Description
Given a knight in a chessboard (a binary matrix with 0 as empty and 1 as barrier) with a source position, find the shortest path to a destination position, return the length of the route.
Return -1 if destination cannot be reached.
Answer
Using BFS to solve the problem. Set a vector d to optimize the search method of each nonzero point.
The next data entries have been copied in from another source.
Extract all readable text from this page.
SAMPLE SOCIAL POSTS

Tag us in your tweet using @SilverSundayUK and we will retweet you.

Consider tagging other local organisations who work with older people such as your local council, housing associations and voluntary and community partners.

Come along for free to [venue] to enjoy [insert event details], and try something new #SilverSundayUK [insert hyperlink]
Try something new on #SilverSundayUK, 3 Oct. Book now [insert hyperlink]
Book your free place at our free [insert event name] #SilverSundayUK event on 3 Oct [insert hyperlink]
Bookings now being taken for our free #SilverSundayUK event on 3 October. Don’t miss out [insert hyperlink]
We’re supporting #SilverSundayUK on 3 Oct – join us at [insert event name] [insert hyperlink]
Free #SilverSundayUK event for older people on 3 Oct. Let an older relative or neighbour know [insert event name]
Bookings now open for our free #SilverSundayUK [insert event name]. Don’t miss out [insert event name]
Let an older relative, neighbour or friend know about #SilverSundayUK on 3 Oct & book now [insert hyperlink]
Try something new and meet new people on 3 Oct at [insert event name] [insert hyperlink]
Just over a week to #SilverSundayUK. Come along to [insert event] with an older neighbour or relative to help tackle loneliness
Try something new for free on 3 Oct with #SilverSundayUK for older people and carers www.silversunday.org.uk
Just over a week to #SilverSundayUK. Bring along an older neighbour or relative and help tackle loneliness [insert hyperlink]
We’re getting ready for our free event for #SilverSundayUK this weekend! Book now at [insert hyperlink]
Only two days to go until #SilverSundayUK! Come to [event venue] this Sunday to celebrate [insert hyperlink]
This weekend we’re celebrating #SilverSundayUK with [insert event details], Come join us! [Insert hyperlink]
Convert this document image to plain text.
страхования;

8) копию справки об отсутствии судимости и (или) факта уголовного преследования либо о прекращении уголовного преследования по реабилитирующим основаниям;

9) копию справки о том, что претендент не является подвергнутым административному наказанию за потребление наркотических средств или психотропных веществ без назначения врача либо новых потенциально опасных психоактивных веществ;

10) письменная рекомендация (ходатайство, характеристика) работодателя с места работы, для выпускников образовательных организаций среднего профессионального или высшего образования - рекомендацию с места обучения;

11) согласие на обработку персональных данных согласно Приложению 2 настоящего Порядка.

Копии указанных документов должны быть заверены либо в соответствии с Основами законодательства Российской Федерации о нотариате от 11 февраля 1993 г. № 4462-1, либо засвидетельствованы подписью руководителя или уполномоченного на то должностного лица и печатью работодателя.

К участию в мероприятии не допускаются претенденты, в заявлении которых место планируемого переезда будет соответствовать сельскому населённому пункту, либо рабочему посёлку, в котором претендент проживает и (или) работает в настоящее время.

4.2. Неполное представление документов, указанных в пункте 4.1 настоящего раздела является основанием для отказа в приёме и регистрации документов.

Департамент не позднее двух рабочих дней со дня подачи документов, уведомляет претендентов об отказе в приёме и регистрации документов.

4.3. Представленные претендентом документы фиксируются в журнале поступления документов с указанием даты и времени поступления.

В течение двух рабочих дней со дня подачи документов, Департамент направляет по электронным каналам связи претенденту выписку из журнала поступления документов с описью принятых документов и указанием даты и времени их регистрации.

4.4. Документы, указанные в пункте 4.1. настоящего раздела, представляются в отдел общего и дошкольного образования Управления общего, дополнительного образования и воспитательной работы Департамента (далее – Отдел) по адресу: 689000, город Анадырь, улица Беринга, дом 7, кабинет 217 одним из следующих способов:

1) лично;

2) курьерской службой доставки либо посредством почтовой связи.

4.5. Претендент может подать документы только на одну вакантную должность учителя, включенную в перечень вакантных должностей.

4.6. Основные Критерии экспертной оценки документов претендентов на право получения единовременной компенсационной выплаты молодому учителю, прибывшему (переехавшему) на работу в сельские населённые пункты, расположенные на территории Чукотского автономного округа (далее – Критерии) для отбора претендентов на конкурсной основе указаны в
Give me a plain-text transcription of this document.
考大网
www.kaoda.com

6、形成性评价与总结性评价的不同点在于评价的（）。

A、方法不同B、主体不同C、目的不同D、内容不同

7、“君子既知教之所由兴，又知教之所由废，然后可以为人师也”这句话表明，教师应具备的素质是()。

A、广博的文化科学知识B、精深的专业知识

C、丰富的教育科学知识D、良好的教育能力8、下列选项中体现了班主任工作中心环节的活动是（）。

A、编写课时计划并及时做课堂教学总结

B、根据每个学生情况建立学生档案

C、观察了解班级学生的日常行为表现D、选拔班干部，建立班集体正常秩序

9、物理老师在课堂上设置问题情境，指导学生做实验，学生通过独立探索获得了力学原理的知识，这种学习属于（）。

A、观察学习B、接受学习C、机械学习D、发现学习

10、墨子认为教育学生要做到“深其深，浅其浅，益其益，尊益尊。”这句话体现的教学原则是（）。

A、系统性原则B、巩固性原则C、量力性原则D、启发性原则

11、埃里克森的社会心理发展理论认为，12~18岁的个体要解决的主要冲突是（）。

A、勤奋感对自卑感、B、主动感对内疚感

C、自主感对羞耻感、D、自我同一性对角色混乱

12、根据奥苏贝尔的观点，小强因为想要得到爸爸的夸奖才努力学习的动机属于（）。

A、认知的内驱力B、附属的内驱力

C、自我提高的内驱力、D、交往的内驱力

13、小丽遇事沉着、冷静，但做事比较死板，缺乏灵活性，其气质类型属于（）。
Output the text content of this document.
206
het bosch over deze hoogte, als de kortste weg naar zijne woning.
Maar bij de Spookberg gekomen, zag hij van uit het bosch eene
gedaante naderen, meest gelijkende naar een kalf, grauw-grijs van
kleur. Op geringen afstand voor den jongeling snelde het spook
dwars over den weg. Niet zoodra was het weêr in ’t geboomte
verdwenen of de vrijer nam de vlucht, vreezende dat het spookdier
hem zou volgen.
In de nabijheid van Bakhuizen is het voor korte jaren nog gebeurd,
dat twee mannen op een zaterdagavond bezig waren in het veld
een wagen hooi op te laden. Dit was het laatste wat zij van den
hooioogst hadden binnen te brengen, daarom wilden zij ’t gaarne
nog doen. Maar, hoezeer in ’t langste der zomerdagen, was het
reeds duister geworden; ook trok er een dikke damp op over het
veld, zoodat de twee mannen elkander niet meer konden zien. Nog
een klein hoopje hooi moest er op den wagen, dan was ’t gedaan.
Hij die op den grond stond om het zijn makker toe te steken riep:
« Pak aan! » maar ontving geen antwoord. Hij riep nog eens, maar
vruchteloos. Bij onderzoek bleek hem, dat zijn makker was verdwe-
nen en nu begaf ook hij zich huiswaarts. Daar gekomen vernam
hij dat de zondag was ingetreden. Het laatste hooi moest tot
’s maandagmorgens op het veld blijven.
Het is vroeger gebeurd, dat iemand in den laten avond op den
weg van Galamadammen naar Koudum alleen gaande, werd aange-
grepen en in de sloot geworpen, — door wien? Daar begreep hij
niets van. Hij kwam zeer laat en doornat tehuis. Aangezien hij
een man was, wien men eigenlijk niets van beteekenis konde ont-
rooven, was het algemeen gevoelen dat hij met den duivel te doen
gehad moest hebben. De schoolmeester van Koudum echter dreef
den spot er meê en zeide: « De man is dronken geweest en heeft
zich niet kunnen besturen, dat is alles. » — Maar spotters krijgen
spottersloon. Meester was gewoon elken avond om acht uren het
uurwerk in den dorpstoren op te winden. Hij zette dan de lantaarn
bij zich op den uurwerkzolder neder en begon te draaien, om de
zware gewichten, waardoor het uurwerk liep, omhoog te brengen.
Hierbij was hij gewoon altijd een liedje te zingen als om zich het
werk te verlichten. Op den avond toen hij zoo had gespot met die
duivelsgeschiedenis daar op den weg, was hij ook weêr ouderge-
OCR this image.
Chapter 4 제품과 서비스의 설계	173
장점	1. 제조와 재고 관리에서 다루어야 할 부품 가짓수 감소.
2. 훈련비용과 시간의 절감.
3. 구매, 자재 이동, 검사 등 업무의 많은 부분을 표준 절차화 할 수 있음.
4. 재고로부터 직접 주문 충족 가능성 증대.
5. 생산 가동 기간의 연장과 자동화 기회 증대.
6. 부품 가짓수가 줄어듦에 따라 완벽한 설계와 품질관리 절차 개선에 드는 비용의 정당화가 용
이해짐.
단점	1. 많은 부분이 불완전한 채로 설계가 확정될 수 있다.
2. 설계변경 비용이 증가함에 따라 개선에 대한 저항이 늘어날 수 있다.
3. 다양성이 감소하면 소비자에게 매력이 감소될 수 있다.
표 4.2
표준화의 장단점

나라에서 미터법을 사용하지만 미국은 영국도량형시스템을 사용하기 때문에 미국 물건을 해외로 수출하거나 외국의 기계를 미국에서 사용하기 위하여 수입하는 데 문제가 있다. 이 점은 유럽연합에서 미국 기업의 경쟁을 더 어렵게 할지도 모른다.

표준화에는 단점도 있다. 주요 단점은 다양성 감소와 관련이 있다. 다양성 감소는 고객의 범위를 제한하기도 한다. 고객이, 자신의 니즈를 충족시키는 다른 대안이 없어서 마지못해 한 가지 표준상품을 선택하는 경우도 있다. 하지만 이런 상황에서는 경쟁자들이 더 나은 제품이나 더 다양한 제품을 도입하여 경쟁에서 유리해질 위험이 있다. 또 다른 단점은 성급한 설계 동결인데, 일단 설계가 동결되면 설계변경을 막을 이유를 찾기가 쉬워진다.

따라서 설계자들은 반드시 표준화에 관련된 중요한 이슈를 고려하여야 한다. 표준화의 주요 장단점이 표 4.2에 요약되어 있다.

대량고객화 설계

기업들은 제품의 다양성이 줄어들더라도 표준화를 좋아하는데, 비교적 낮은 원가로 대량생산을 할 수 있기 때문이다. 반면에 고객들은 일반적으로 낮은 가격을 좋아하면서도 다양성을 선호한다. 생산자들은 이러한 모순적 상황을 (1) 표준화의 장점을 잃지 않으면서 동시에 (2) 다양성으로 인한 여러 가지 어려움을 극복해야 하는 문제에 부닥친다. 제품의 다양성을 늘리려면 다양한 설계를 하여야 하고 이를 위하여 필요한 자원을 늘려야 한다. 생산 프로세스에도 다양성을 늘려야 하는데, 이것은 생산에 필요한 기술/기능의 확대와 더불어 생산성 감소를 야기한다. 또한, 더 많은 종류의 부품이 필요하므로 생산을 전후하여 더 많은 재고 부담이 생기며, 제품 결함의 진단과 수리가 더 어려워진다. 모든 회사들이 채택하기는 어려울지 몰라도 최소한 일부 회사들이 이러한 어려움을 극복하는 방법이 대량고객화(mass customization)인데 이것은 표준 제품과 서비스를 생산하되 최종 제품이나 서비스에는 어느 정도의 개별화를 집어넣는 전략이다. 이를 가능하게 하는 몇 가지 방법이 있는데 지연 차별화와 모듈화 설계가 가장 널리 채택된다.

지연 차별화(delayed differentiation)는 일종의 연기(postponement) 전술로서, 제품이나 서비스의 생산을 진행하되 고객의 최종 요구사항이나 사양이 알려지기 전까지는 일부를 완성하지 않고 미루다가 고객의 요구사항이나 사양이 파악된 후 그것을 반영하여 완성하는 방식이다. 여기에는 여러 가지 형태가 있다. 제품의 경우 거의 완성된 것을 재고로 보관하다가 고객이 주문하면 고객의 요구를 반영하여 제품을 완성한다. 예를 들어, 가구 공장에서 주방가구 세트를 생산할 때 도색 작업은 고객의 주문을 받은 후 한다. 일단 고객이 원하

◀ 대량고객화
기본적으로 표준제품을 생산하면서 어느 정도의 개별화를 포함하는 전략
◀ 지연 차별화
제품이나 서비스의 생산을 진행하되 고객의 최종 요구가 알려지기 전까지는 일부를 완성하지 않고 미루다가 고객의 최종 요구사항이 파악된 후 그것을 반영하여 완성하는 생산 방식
Using queue to store all the points of each layer at once.
Code
C++
class Solution {
public:
/**
* Definition for a point.
* struct Point {
* int x;
* int y;
* Point() : x(0), y(0) {}
* Point(int a, int b) : x(a), y(b) {}
* };
*/
int shortestPath(vector<vector<bool>> &grid, Point &source, Point &destination) {
// write your code here
if(grid.size() == 0 || grid[0].size() == 0) return 0;
int n = grid.size(), m = grid[0].size();
vector<vector<int>> dis(n, vector<int>(m, INT_MAX));
dis[source.x][source.y] = 0;
vector<vector<int>> d = {{-2, -1}, {-2, 1}, {-1, 2}, {1, 2}, {2, 1}, {2, -1}, {1, -2}, {-1, -2}};
std::queue<Point> q;
q.push(source);
while(!q.empty())
{
Point head = q.front();
q.pop();
for(int i = 0; i < 8; ++i)
{
int x = head.x + d[i][0];
int y = head.y + d[i][1];
if(x >= 0 && x < n && y >= 0 && y < m && !grid[x][y] && dis[head.x][head.y] + 1 < dis[x][y])
{
dis[x][y] = dis[head.x][head.y] + 1;
q.push(Point(x, y));
}
}
}
if(dis[destination.x][destination.y] == INT_MAX) return -1;
return dis[destination.x][destination.y];
}
};